Los ríos, tanto el Saja como el Besaya, como sus afluentes locales, constituían una buena fuente de riqueza, pues proporcionaban salmones, truchas y anguilas. Pero si por un lado estos ríos aportaban tan estimables contribución a la economía de la comarca, también causaban en ocasiones graves perjuicios, como consecuencia de las inundaciones provocadas por sus «arriadas», como llamaban los vecinos entonces a las crecidas anormales. El 2 de junio de 1844, en pleno verano, se desbordó «el río de la cárcel" , el Sorravides, causando grandes daños en las casas y calles de esta zona, próxima a la casa del Infantado. En otra «arriada», ésta de 1846, el Besaya se llevó el puente de Torres, a pesar de que a finales de 1842 había realizado don Antonio de Hornedo importantes obras de defensa en su proximidad. En estas obras encontramos el nombre que se da actualmente a los campos de deportes, pues se las conoció con el nombre de «obras del malecón», ya que se trataba de la construcción de un malecón defensivo en aquella zona. La de 1844 que he citado más arriba, fue de tal magnitud y consecuencias, que dio lugar a que tuvieran que trasladarse a Torrelavega el jefe político de la provincia, con el fin de estudiar la situación provocada. La visita fue aprovechada por las autoridades locales para plantearle algunas de las necesidades más apremiantes que tenía la villa, lo que nos permite conocer su situación en algunos aspectos en la fecha a que me vengo refiriendo. Por ejemplo, se trató de la necesidad de reforzar y arreglar los puentes sobre el río Sorravides; del «encañamiento» de las aguas potables; allanamiento, y rebaje de las plazas del mercado y sus calles próximas; nuevo edificio para el Ayuntamiento; reedificación de la iglesia; construcción de un nuevo cementerio; hacer más transitable el camino llamado de La Montaña, hasta enlazar con la carretera general de La Rioja, que pasaba por Vargas…
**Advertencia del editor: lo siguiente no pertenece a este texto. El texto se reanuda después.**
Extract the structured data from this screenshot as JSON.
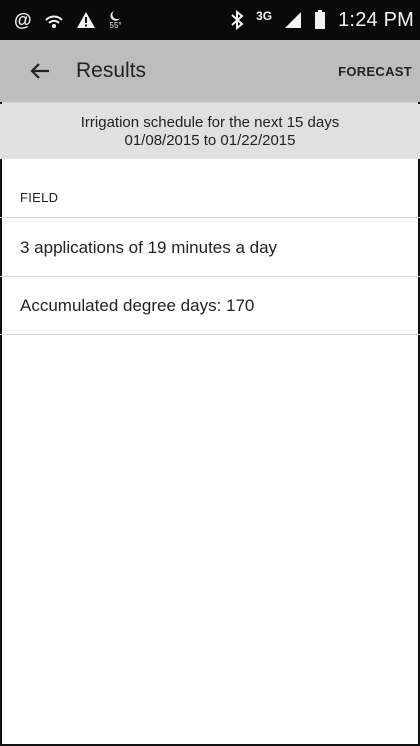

En estos mismos años de mediados del siglo, se realizan trabajos de nivelación y total reforma de la Plaza Mayor; acondicionamiento de las calles Ancha, Mártires y Consolación, con su alcantarillado; consolidación de los muros de la iglesia parroquial y restauración de su interior; se proyecta el camino a la estación del ferrocarril de Isabel II, hoy calle Julián Ceballos; fueron reformadas las fuentes de la Ribera y la del Rey y hasta se designaron y enumeraron las plazas, calles y casas de la villa. Es curioso observar cómo en 1858 se encontraba todavía en condición de habitabilidad una parte del Palacio de los Duques del Infantado y de Osuna, referencia que nos es confirmada por el hecho de que el 12 de junio de este año fue ofrecido al gobernador provincial para que pudiera establecer en ellas un destacamento penal, pues cuenta -le dicen- “con tres espaciosos cuerpos, cuadras, patios y huertos de tapias que los rodean”. En cuanto a la construcción del nuevo cementerio, se llevó a efecto en 1855 y fue acondicionado de manera urgente y provisional como consecuencia de la epidemia de cólera que afectó a la población ese año y el anterior. Este nuevo cementerio fue emplazado junto al terreno ocupado por el primitivo, separado de él por una tapia, del que puede verse todavía su puerta de acceso, cegada, próxima a la entrada actual. El cementerio primero había sido construido en 1809, en el lugar en que hoy se encuentra el edificio dedicado a depósito de cadáveres y nichos más antiguos.
Otros datos de interés se podrían consignar para estos años centrales del siglo XIX relativos a estos aspectos de Torrelavega, como la iniciación de los trabajos por la Real Compañía Asturiana de Minas, en 1853, pero creo que es suficiente lo que antecede para poner en evidencia el interés que reúnen esos años en cuanto al despegue urbanístico y social de Torrelavega.